Proof: Consider $x_2, y_2$ to be arbitrary integers, such that $x_2 \in ℝ^2 \cap y_2 \in ℝ^2 $. Lets assume there exists an integer, $k$ where $k \neq 0$ and $(kx_1, ky_1) = (x_2, y_2)$. We will prove that $(x_1, y_1) \space E \space (x_2, y_2)$ is transitive.
Lets assume $x_3, y_3$ are arbitary integers where $x_3 \in ℝ^2 \cap y_3 \in ℝ^2$. To prove that $(x_1, y_1) \space E \space (x_2, y_2)$ is transitive, consider $a$ to be an integer where $(ax_2, ay_2) = (x_3, y_3)$.
Notice that $(x_1, y_1) E (x_2, y_2) \cap (x_2, y_2) E (x_3, y_3)$. By multiplying $x$, and $y$, by the integers a and k we can see that $(x_1, y_1) E (x_3, y_3)$.

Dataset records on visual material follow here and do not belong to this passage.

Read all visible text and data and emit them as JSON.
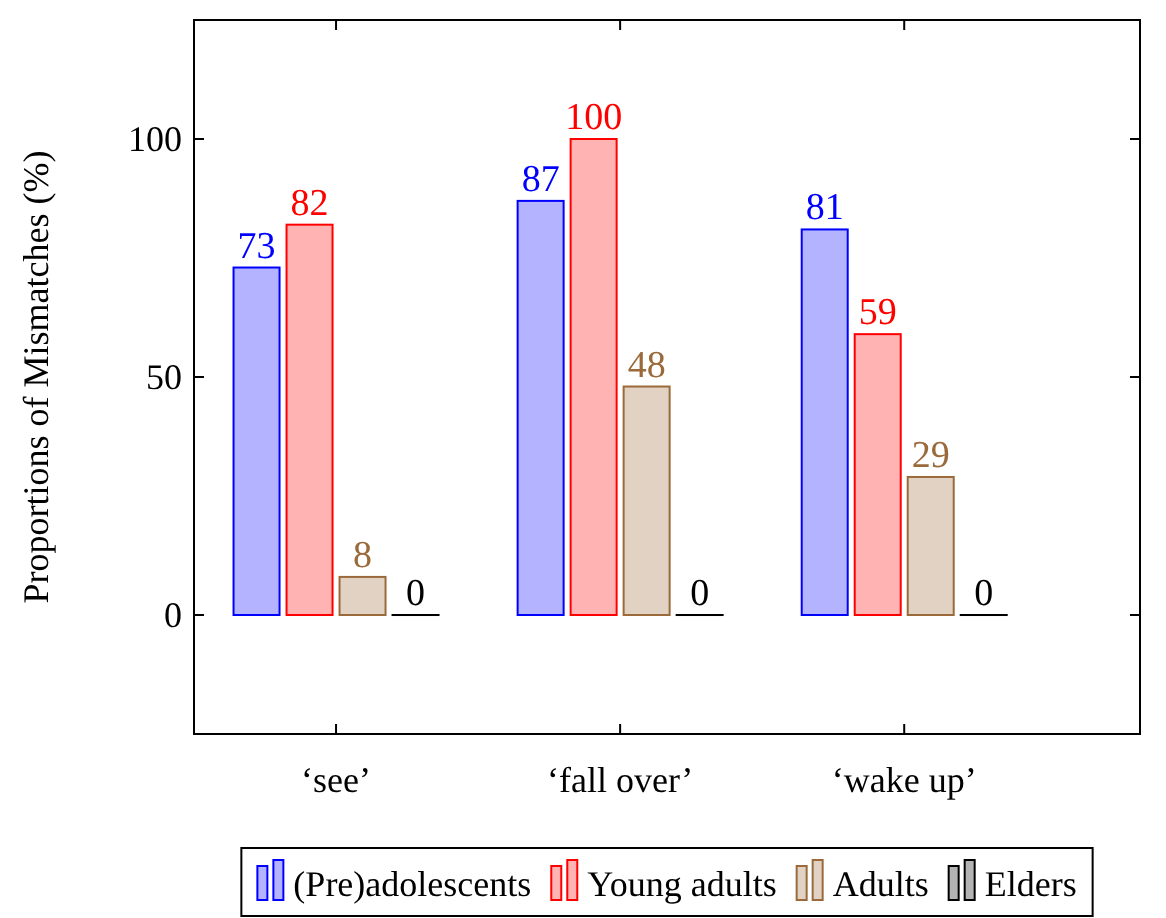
{
  "chart_data": {
    "type": "bar",
    "ylabel": "Proportions of Mismatches (%)",
    "categories": [
      "‘see’",
      "‘fall over’",
      "‘wake up’"
    ],
    "series": [
      {
        "name": "(Pre)adolescents",
        "color": "#0000ff",
        "values": [
          73,
          87,
          81
        ]
      },
      {
        "name": "Young adults",
        "color": "#ff0000",
        "values": [
          82,
          100,
          59
        ]
      },
      {
        "name": "Adults",
        "color": "#9a6a3a",
        "values": [
          8,
          48,
          29
        ]
      },
      {
        "name": "Elders",
        "color": "#000000",
        "values": [
          0,
          0,
          0
        ]
      }
    ],
    "ylim": [
      -25,
      125
    ],
    "yticks": [
      0,
      50,
      100
    ],
    "data_labels": true,
    "legend": "bottom",
    "grid": false
  }
}
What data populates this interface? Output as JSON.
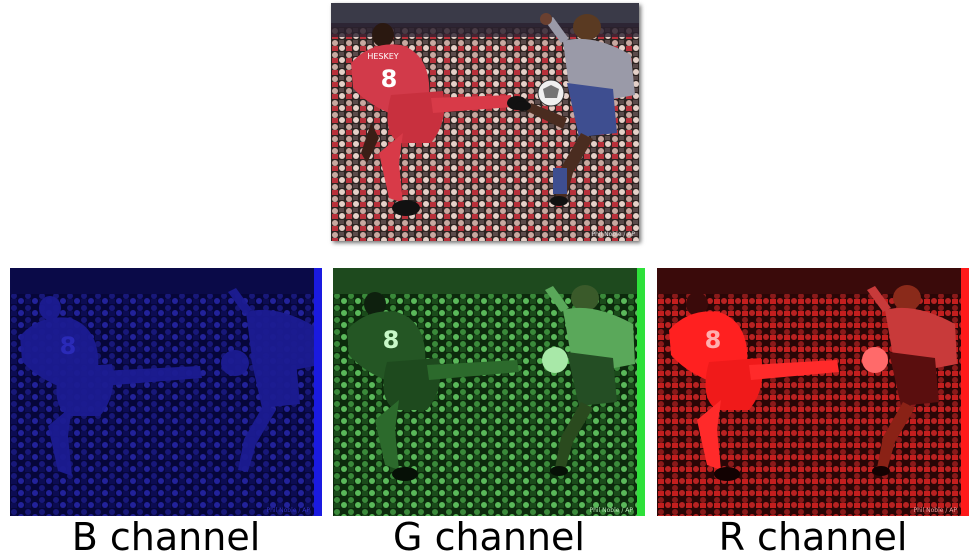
{
  "original_image": {
    "credit": "Phil Noble / AP",
    "jersey_name": "HESKEY",
    "jersey_number": "8",
    "colors": {
      "crowd": "#3a2a28",
      "red_shirt": "#d23a4a",
      "blue_kit": "#3e4e90",
      "grey_shirt": "#9a9aa8",
      "skin": "#4a2c20"
    }
  },
  "channels": [
    {
      "caption": "B channel",
      "tint": "#1a1ae0",
      "credit": "Phil Noble / AP",
      "jersey_number": "8"
    },
    {
      "caption": "G channel",
      "tint": "#2ee03a",
      "credit": "Phil Noble / AP",
      "jersey_number": "8"
    },
    {
      "caption": "R channel",
      "tint": "#ff1a1a",
      "credit": "Phil Noble / AP",
      "jersey_number": "8"
    }
  ]
}
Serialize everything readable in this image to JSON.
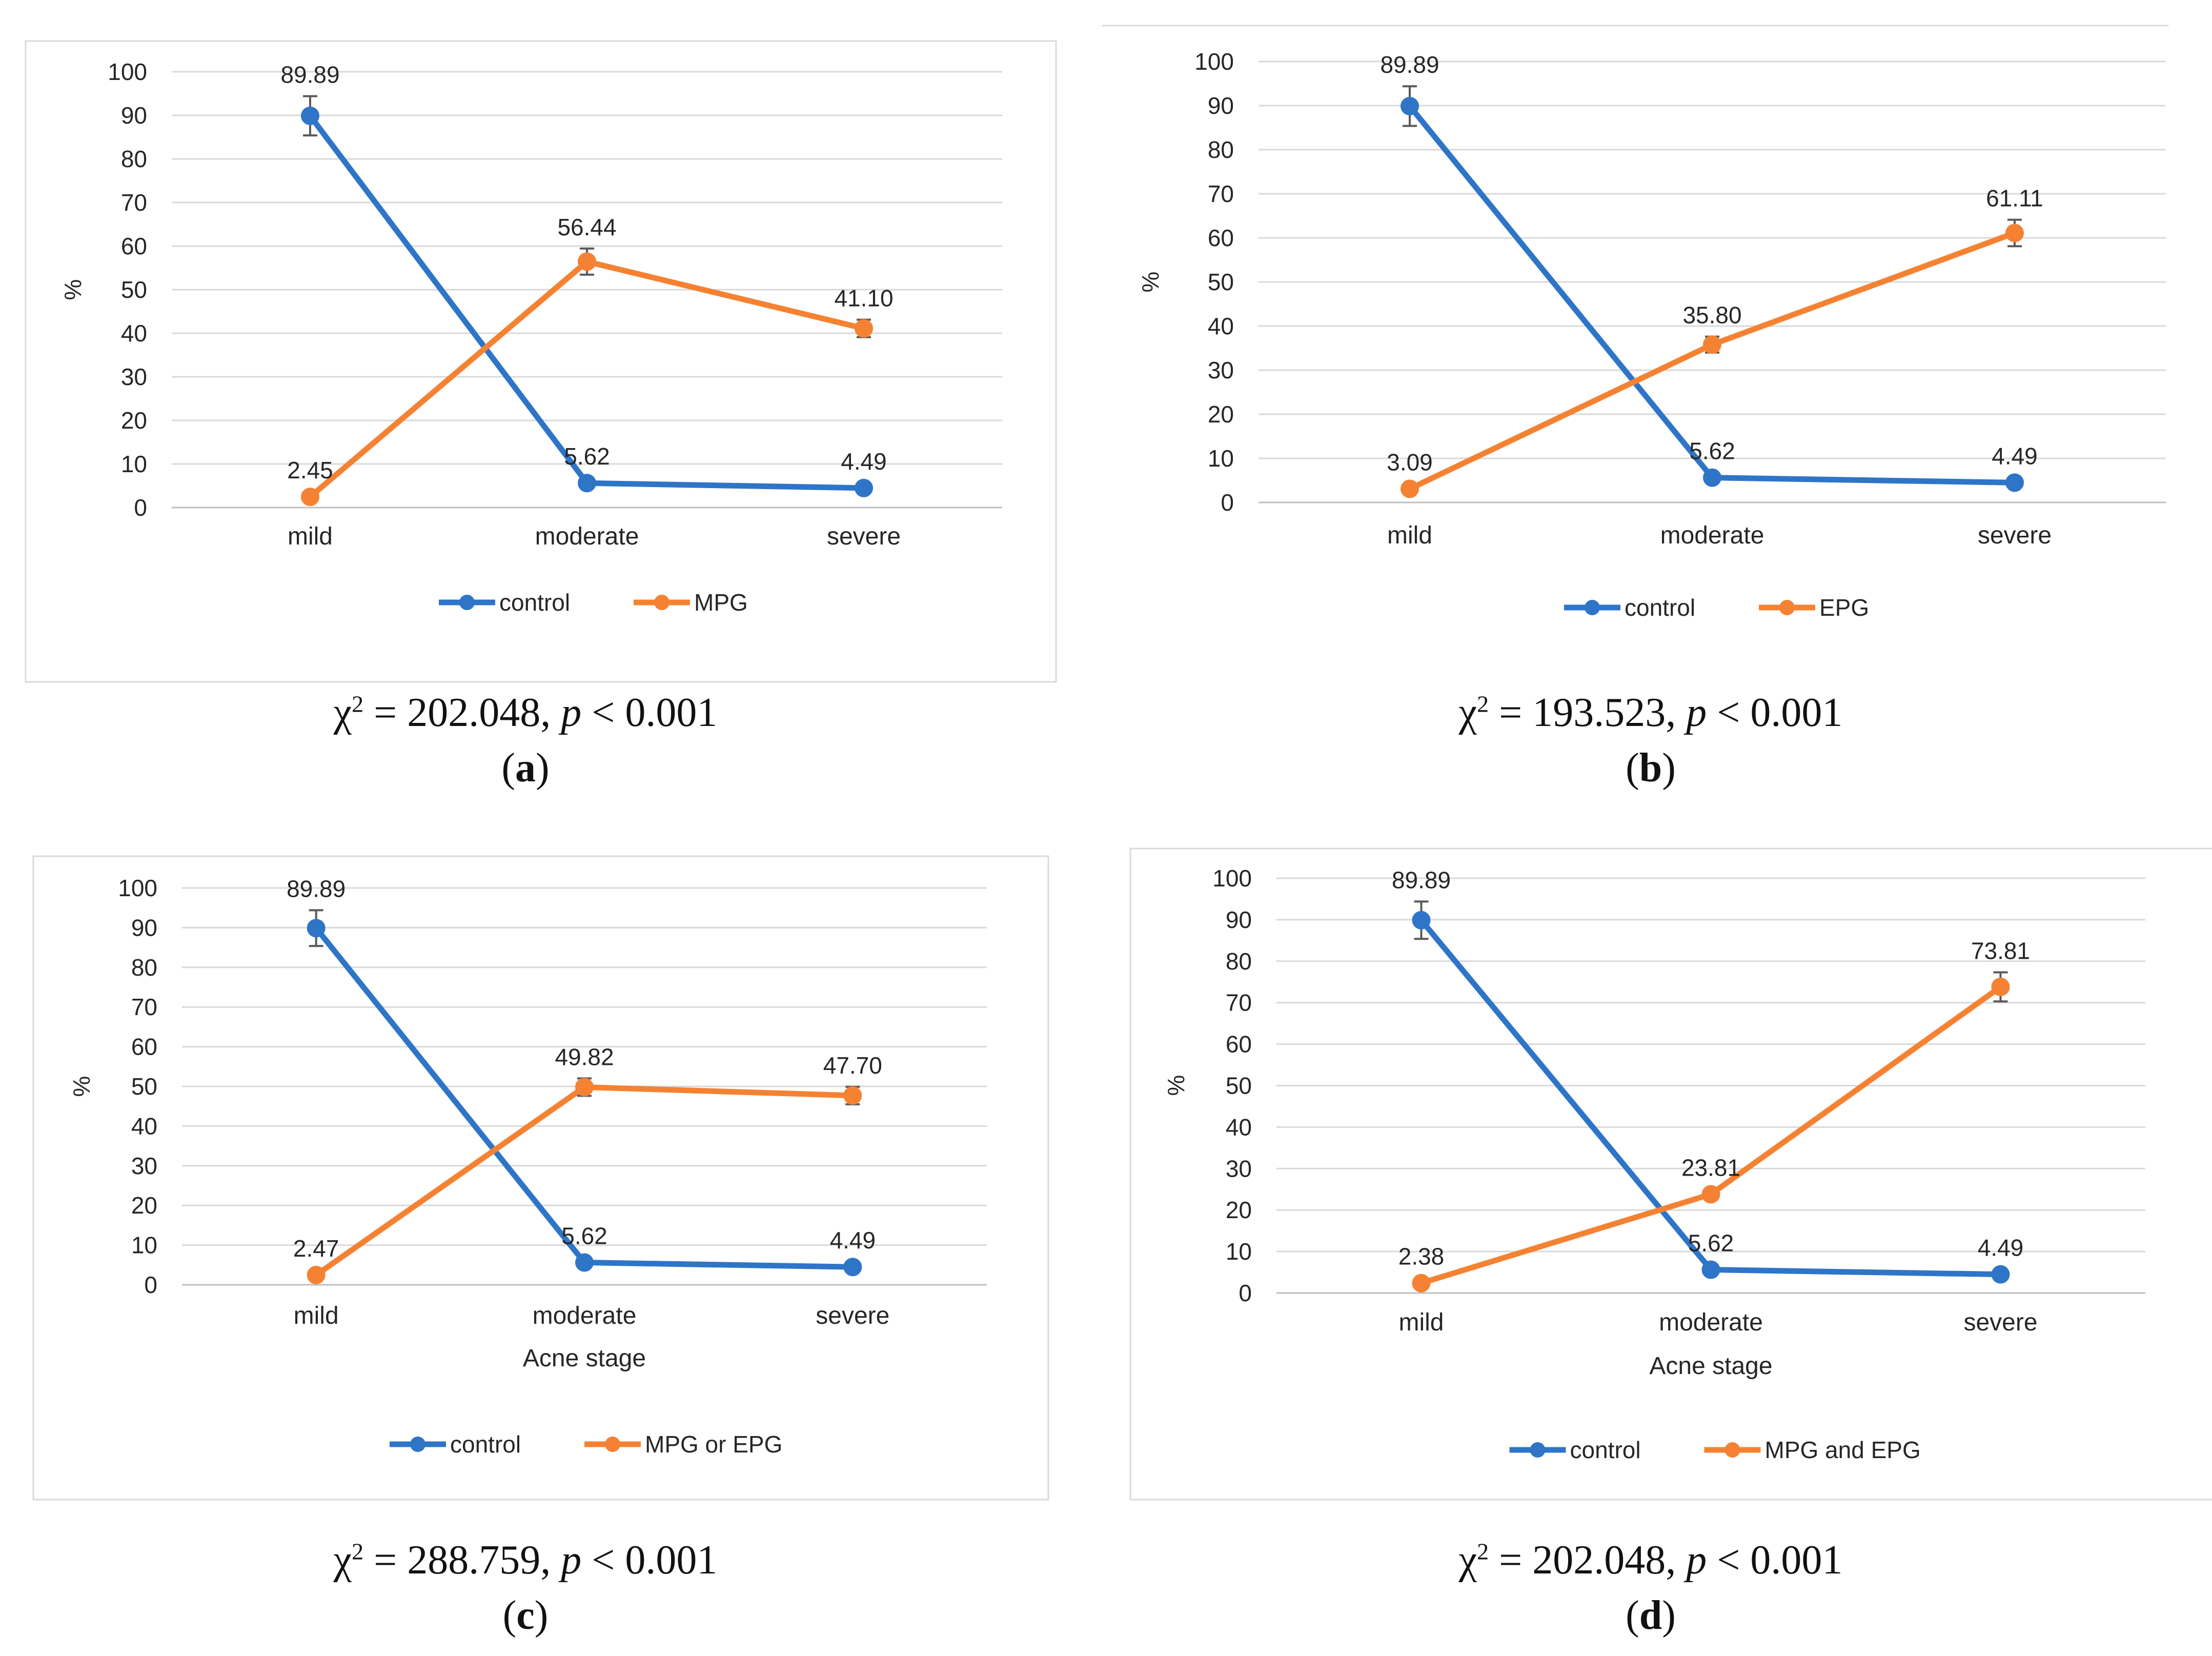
{
  "colors": {
    "control": "#2E75C8",
    "treated": "#F58232",
    "grid": "#D9D9D9",
    "frame": "#D9D9D9",
    "errorbar": "#595959"
  },
  "chart_data": [
    {
      "type": "line",
      "panel": "a",
      "categories": [
        "mild",
        "moderate",
        "severe"
      ],
      "ylim": [
        0,
        100
      ],
      "yticks": [
        0,
        10,
        20,
        30,
        40,
        50,
        60,
        70,
        80,
        90,
        100
      ],
      "ylabel": "%",
      "xlabel": "",
      "series": [
        {
          "name": "control",
          "values": [
            89.89,
            5.62,
            4.49
          ],
          "labels": [
            "89.89",
            "5.62",
            "4.49"
          ],
          "errors": [
            4.5,
            0,
            0
          ]
        },
        {
          "name": "MPG",
          "values": [
            2.45,
            56.44,
            41.1
          ],
          "labels": [
            "2.45",
            "56.44",
            "41.10"
          ],
          "errors": [
            0,
            3.0,
            2.0
          ]
        }
      ],
      "legend": [
        "control",
        "MPG"
      ],
      "caption": {
        "stat": "202.048",
        "letter": "a"
      }
    },
    {
      "type": "line",
      "panel": "b",
      "categories": [
        "mild",
        "moderate",
        "severe"
      ],
      "ylim": [
        0,
        100
      ],
      "yticks": [
        0,
        10,
        20,
        30,
        40,
        50,
        60,
        70,
        80,
        90,
        100
      ],
      "ylabel": "%",
      "xlabel": "",
      "series": [
        {
          "name": "control",
          "values": [
            89.89,
            5.62,
            4.49
          ],
          "labels": [
            "89.89",
            "5.62",
            "4.49"
          ],
          "errors": [
            4.5,
            0,
            0
          ]
        },
        {
          "name": "EPG",
          "values": [
            3.09,
            35.8,
            61.11
          ],
          "labels": [
            "3.09",
            "35.80",
            "61.11"
          ],
          "errors": [
            0,
            1.8,
            3.0
          ]
        }
      ],
      "legend": [
        "control",
        "EPG"
      ],
      "caption": {
        "stat": "193.523",
        "letter": "b"
      }
    },
    {
      "type": "line",
      "panel": "c",
      "categories": [
        "mild",
        "moderate",
        "severe"
      ],
      "ylim": [
        0,
        100
      ],
      "yticks": [
        0,
        10,
        20,
        30,
        40,
        50,
        60,
        70,
        80,
        90,
        100
      ],
      "ylabel": "%",
      "xlabel": "Acne stage",
      "series": [
        {
          "name": "control",
          "values": [
            89.89,
            5.62,
            4.49
          ],
          "labels": [
            "89.89",
            "5.62",
            "4.49"
          ],
          "errors": [
            4.5,
            0,
            0
          ]
        },
        {
          "name": "MPG or EPG",
          "values": [
            2.47,
            49.82,
            47.7
          ],
          "labels": [
            "2.47",
            "49.82",
            "47.70"
          ],
          "errors": [
            0,
            2.2,
            2.2
          ]
        }
      ],
      "legend": [
        "control",
        "MPG or EPG"
      ],
      "caption": {
        "stat": "288.759",
        "letter": "c"
      }
    },
    {
      "type": "line",
      "panel": "d",
      "categories": [
        "mild",
        "moderate",
        "severe"
      ],
      "ylim": [
        0,
        100
      ],
      "yticks": [
        0,
        10,
        20,
        30,
        40,
        50,
        60,
        70,
        80,
        90,
        100
      ],
      "ylabel": "%",
      "xlabel": "Acne stage",
      "series": [
        {
          "name": "control",
          "values": [
            89.89,
            5.62,
            4.49
          ],
          "labels": [
            "89.89",
            "5.62",
            "4.49"
          ],
          "errors": [
            4.5,
            0,
            0
          ]
        },
        {
          "name": "MPG and EPG",
          "values": [
            2.38,
            23.81,
            73.81
          ],
          "labels": [
            "2.38",
            "23.81",
            "73.81"
          ],
          "errors": [
            0,
            1.2,
            3.5
          ]
        }
      ],
      "legend": [
        "control",
        "MPG and EPG"
      ],
      "caption": {
        "stat": "202.048",
        "letter": "d"
      }
    }
  ],
  "caption_parts": {
    "chi": "χ",
    "sup": "2",
    "eq": " = ",
    "p_sep": ", ",
    "p": "p",
    "p_rel": " < 0.001",
    "open": "(",
    "close": ")"
  }
}
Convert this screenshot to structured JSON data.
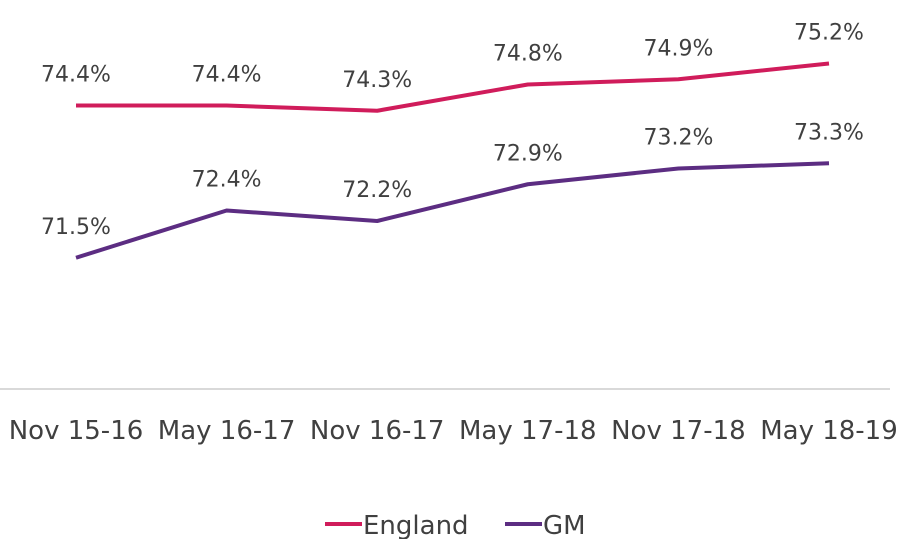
{
  "chart_data": {
    "type": "line",
    "categories": [
      "Nov 15-16",
      "May 16-17",
      "Nov 16-17",
      "May 17-18",
      "Nov 17-18",
      "May 18-19"
    ],
    "series": [
      {
        "name": "England",
        "color": "#d01c5b",
        "values": [
          74.4,
          74.4,
          74.3,
          74.8,
          74.9,
          75.2
        ],
        "value_labels": [
          "74.4%",
          "74.4%",
          "74.3%",
          "74.8%",
          "74.9%",
          "75.2%"
        ]
      },
      {
        "name": "GM",
        "color": "#5c2d82",
        "values": [
          71.5,
          72.4,
          72.2,
          72.9,
          73.2,
          73.3
        ],
        "value_labels": [
          "71.5%",
          "72.4%",
          "72.2%",
          "72.9%",
          "73.2%",
          "73.3%"
        ]
      }
    ],
    "ylim": [
      69,
      76
    ],
    "legend": "bottom"
  }
}
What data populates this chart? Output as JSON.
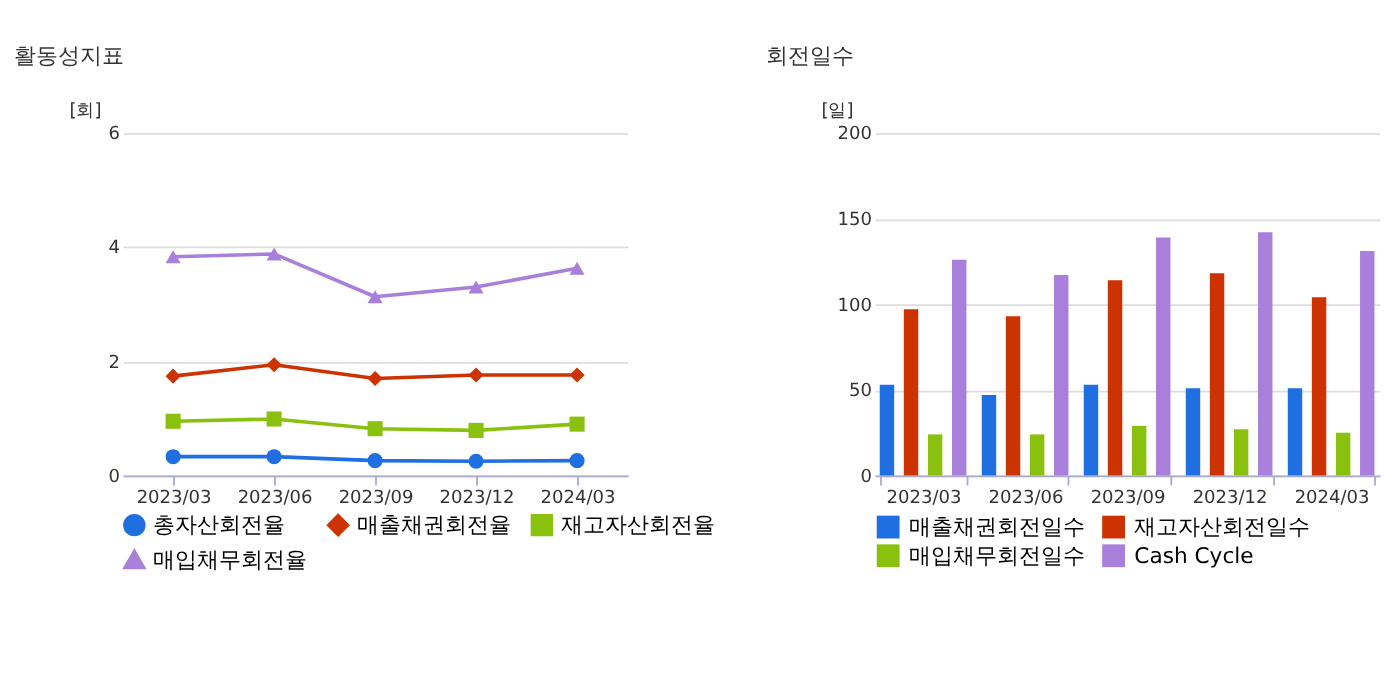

Therefore we can conclude that $(x_1, y_1) E (x_2, y_2)$ is transitive.
Just $1$ comment:
You may want to write $E$ instead of the whole $(kx_1, ky_1) E (x_2, y_2)$ (in several other places as well).
The rest of your work seems legitimate to me.